Le juge de première instance a refusé de se prononcer sur la question, en partie à cause du caractère ténu de la preuve y afférente. La Cour d’appel fédérale, s’appuyant entre autres sur la décision Moorhouse c. University of New South Wales, [1976] R.P.C. 151, de la Haute Cour d’Australie, a conclu que le Barreau avait tacitement sanctionné, appuyé ou soutenu la violation du droit d’auteur sur les œuvres des éditeurs en omettant de surveiller la réalisation des copies et en se contentant d’afficher un avis dans lequel il déclinait toute responsabilité en cas de violation du droit d’auteur.
En toute déférence, je ne crois pas que cela équivalait à autoriser la violation du droit d’auteur. La décision Moorhouse, précitée, est incompatible avec la jurisprudence canadienne et britannique antérieure en la matière. Voir D. Vaver, Copyright Law (2000), p. 27, et McKeown, op. cit., p. 21-108. À mon sens, l’interprétation retenue dans Moorhouse penche trop en faveur des droits du titulaire et entrave inutilement l’utilisation appropriée des œuvres protégées pour le bien de l’ensemble de la société.

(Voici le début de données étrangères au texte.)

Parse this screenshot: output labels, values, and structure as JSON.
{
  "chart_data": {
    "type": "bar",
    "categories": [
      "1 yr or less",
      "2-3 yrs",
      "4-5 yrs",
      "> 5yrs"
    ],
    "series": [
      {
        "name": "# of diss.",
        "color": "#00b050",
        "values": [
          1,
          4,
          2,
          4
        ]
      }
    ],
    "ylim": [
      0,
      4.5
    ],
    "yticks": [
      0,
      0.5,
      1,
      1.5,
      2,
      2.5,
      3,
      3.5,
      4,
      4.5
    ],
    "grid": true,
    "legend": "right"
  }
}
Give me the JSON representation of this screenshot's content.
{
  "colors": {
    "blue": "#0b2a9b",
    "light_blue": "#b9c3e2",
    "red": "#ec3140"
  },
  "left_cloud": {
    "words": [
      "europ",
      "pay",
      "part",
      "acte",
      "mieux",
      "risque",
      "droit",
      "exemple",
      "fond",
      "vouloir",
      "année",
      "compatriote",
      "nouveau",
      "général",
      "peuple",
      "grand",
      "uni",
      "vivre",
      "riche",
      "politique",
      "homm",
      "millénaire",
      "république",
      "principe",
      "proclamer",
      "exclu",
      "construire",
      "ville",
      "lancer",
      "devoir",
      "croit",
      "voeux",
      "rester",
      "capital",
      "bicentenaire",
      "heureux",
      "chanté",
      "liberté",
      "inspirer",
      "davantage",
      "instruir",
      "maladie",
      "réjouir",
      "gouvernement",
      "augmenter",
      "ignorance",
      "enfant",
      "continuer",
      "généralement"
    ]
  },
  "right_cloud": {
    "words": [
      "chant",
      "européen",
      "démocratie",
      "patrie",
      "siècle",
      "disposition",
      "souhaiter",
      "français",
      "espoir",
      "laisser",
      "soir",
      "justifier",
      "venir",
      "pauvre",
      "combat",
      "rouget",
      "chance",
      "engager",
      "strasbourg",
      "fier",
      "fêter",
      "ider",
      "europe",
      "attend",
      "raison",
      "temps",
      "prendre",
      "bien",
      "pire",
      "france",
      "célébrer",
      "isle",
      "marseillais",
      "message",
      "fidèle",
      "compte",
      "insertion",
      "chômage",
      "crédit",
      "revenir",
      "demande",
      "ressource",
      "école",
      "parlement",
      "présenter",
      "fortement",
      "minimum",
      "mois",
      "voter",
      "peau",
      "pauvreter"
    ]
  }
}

[66] Comme l’a fait observer la CIPPIC, même selon la norme australienne plus souple, la disposition législative pertinente exige d’examiner l’étendue du pouvoir dont dispose la personne qui aurait donné l’autorisation d’empêcher la commission de l’acte reproché, la nature du lien entre la personne qui aurait donné l’autorisation et celle qui a commis la violation, et la question de savoir si des mesures raisonnables ont été prises pour prévenir ou éviter la commission de l’acte (Copyright Act, (Australie), 1968/63, art 36(1A)).
[67] Dans l’arrêt Salna, la Cour d’appel fédérale indique qu’il faut permettre l’évolution du droit applicable à l’autorisation afin de répondre aux besoins de la technologie moderne, mais qu’une approche équilibrée doit tout de même être adoptée. L’application de l’argument de la demanderesse à la présente action emporterait comme conséquence que le fait pour un abonné à Internet d’être informé d’une violation potentielle du droit d’auteur conformément au régime d’avis et avis, ferait en sorte qu’il serait, si la violation se poursuit, responsable d’avoir autorisé la violation sans qu’il soit nécessaire d’établir un contrôle ou une relation avec celui qui l’a commise. À mon avis, son argument abaisse la norme et fait pencher la balance visée par la Loi en faveur des titulaires du droit d’auteur.
[68] Pour juger de l’autorisation dans ce contexte, il faut, à mon avis, examiner non seulement la question de savoir si le défendeur en défaut avait connaissance de l’activité qui constituerait une violation, mais aussi celles de savoir quelle était sa relation avec l’utilisateur et l’étendue du contrôle sur celui-ci, et de savoir si l’abonné à Internet avait une certaine capacité d’empêcher la commission de l’acte reproché.
[69] La demanderesse a donné avis aux défendeurs par l’intermédiaire de leur FSI, qui a confirmé que les avis avaient été envoyés. Les confirmations d’envoi des courriels suffisent à justifier l’application de la présomption selon laquelle les abonnés à Internet ont bien reçu les avis (Zare c Canada (Citoyenneté et Immigration), 2010 CF 1024 au para 48) et qu’ils avaient eu connaissance des activités qui constitueraient une violation.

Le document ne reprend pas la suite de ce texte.